While only Northeastern states will see fruit from Argentina for the first two years, the growers say this actually demonstrates the threat that Argentine citrus poses in California.
Argentina is the biggest lemon producer in the world and would ship up to 22,000 tons of lemons to the United States each year, according to the Buenos Aires Herald.
According to the growers’ lawsuit, the USDA did not analyze how many lemons Argentina will export or how it might affect the U.S. citrus industry.
The numbers of fruit trees in California “provide ample host material for pests arriving from Argentina, and thereby facilitate potentially catastrophic spread in the United States,” the complaint states.
Lemon crops bring in $260 million a year in Ventura County – California’s top-producing lemon region – alone.
Animal and Plant Health Inspection Service (APHIS) administrator Kevin Shea is also named as a defendant.
In October, U.S. District Judge Lawrence O’Neill found the growers had standing to sue the USDA. He rejected most of the government’s arguments, but agreed the challenge to the amendment limiting import of lemons to the Northeast should be dismissed.
Both the growers and the government then moved for summary judgment, and O’Neill on Tuesday found for the government.
The growers argued the government should have produced a detailed document called an operation work plan for public comment.
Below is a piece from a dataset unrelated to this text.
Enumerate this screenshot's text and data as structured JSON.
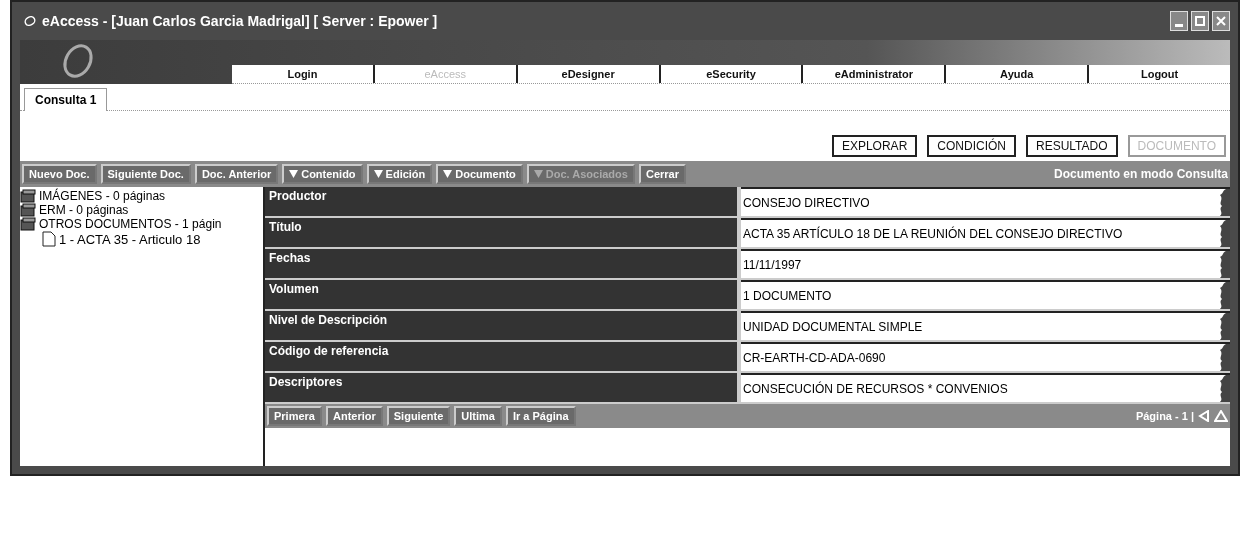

But O’Neill held the plan “did not provide any truly unique information such that its non-disclosure deprived the public of opportunity for notice and comment.”
Shea’s department also properly concluded that citrus black spot was not likely to meaningfully increase with the importation of Argentine citrus based on a thorough review of academic literature available on the topic, O’Neill said.
O’Neill rejected the growers’ argument that Shea’s department was influenced by foreign policy “rather than science alone” when it lifted the ban.
It was “purely speculative” to argue that the lift was timed to coincide with then-President Barack Obama’s visit to Argentina.
The judge also noted when President Donald Trump met with Argentine president Mauricio Macri this past April and said lifting the ban was a bargaining chip in exchange for Argentina supporting U.S.- North Korea negotiations, the final rule was already in place.
“President Trump’s negotiations with President Macri could not have had any bearing on the notice and comment rulemaking process or the substance of the final rule,” the judge wrote.
The systems in place are adequate to deal with any potential environmental problems, O’Neill concluded, and found the agencies’ decisions were not made arbitrarily.
Plaintiffs include Santa Paula Creek Ranch, CPR Farms, Green Leaf Farms, Bravante Produce and Richard Bagdasarian Inc. They are represented by Christopher Casamassima with Wilmer Cutler Pickering Hale and Dorr of Los Angeles, who did not return a request for comment by press time.
Argentina has been fraught with economic and political turmoil over the past decades. After Macri was narrowly elected in 2015, he removed currency controls, lifted tariffs on corn and wheat, and reduced tariffs on soybeans.